But blood within the mortar--that was a new one, Alys thought, as she nursed babe after babe. How little any of them knew of this land's true power, or whence it came.
Harrenhal's colossal curtain walls now stood silently beside the lake, sheer and sudden as mountain cliffs, while atop their battlements the rows of wood-and-iron scorpions looked as small as the bugs for which they were named. Aye, in his pride, Harren had desired the highest hall and tallest towers in all Westeros. Forty years it had taken, rising like a great shadow on the shore of the lake while Harren's armies plundered his neighbors for stone, lumber, gold, and workers. Weirwoods that had stood three thousand years were cut down for beams and rafters. Harren had beggared the riverlands and the Iron Islands alike to ornament his dream.

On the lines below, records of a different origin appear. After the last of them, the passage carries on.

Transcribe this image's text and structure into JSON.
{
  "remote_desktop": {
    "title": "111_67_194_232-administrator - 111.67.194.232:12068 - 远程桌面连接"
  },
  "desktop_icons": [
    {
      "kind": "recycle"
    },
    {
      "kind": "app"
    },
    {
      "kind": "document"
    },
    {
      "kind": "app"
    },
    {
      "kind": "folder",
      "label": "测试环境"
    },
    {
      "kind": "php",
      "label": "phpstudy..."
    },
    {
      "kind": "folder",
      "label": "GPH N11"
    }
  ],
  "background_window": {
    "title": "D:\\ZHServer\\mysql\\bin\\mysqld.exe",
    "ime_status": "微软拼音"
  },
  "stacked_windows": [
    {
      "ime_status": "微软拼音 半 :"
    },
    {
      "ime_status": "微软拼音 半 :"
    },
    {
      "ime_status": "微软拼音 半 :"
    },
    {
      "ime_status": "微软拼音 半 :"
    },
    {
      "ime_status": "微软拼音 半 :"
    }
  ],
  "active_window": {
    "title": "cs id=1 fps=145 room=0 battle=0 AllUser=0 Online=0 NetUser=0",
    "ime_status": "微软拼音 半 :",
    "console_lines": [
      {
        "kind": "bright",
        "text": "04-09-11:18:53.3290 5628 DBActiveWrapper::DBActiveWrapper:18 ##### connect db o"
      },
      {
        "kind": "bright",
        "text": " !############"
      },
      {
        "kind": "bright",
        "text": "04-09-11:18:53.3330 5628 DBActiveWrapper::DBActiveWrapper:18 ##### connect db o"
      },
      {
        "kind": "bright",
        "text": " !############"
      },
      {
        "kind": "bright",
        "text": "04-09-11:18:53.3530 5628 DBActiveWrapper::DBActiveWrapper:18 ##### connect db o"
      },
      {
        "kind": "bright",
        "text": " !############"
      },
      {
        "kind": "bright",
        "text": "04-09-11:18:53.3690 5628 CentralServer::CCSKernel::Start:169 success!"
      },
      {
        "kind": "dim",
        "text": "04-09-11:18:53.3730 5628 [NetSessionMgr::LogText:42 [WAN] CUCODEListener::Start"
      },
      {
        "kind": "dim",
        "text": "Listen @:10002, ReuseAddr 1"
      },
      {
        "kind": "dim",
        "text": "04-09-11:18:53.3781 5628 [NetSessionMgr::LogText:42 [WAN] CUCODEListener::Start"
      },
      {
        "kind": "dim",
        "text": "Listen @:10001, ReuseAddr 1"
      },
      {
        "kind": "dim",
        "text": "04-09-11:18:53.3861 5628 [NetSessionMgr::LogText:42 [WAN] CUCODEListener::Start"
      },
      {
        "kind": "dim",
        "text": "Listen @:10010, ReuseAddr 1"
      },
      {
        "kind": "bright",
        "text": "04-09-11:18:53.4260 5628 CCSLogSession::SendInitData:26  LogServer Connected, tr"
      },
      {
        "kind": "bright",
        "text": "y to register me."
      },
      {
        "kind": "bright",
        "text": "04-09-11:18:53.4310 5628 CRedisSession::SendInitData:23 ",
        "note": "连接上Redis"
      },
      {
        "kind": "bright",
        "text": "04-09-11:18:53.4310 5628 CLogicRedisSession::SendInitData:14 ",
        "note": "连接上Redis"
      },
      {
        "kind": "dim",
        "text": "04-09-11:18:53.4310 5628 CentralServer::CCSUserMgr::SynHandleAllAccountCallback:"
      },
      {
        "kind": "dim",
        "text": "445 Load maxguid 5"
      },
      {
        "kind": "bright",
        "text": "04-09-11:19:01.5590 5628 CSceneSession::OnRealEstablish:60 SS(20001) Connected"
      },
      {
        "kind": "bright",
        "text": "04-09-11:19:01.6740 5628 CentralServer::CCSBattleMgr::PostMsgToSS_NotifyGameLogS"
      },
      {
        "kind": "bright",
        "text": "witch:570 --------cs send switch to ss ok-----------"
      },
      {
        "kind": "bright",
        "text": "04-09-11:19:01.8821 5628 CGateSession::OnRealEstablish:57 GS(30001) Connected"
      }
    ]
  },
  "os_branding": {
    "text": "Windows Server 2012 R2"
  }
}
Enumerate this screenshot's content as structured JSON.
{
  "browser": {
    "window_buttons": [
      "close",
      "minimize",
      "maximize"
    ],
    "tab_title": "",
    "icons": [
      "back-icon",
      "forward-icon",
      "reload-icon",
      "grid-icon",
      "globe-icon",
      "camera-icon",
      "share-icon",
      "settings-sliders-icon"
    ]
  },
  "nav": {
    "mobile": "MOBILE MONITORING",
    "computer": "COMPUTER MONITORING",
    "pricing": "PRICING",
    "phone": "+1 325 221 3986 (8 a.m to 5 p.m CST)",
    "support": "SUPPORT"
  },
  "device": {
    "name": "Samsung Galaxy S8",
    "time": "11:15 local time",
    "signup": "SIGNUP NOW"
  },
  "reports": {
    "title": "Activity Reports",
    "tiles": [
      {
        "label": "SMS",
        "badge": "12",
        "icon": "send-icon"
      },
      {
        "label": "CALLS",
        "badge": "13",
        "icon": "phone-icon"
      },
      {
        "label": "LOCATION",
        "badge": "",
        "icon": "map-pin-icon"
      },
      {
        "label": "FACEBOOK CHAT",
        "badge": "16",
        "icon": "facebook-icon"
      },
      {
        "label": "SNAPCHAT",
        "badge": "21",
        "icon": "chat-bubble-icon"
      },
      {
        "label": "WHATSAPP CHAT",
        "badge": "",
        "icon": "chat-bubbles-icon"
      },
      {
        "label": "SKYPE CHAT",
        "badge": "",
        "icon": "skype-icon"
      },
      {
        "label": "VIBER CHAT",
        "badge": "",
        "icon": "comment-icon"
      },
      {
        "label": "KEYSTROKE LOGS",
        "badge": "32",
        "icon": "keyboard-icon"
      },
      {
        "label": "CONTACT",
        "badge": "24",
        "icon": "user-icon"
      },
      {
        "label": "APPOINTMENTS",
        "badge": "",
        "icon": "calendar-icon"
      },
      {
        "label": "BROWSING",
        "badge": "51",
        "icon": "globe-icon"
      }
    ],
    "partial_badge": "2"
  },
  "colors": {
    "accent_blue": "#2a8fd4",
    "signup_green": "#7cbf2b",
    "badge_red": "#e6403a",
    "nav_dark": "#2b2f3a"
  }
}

And when at last Harrenhal stood complete, on the very day King Harren took up residence, Aegon the Conqueror had come ashore at King's Landing.
"And King Harren learned that thick walls and high towers are small use against dragons," the tale always ended. "For dragons fly." Harren and all his line had perished in the fires that engulfed his monstrous fortress, and every house that held Harrenhal since had come to misfortune. Strong it was, but the people thought it cursed.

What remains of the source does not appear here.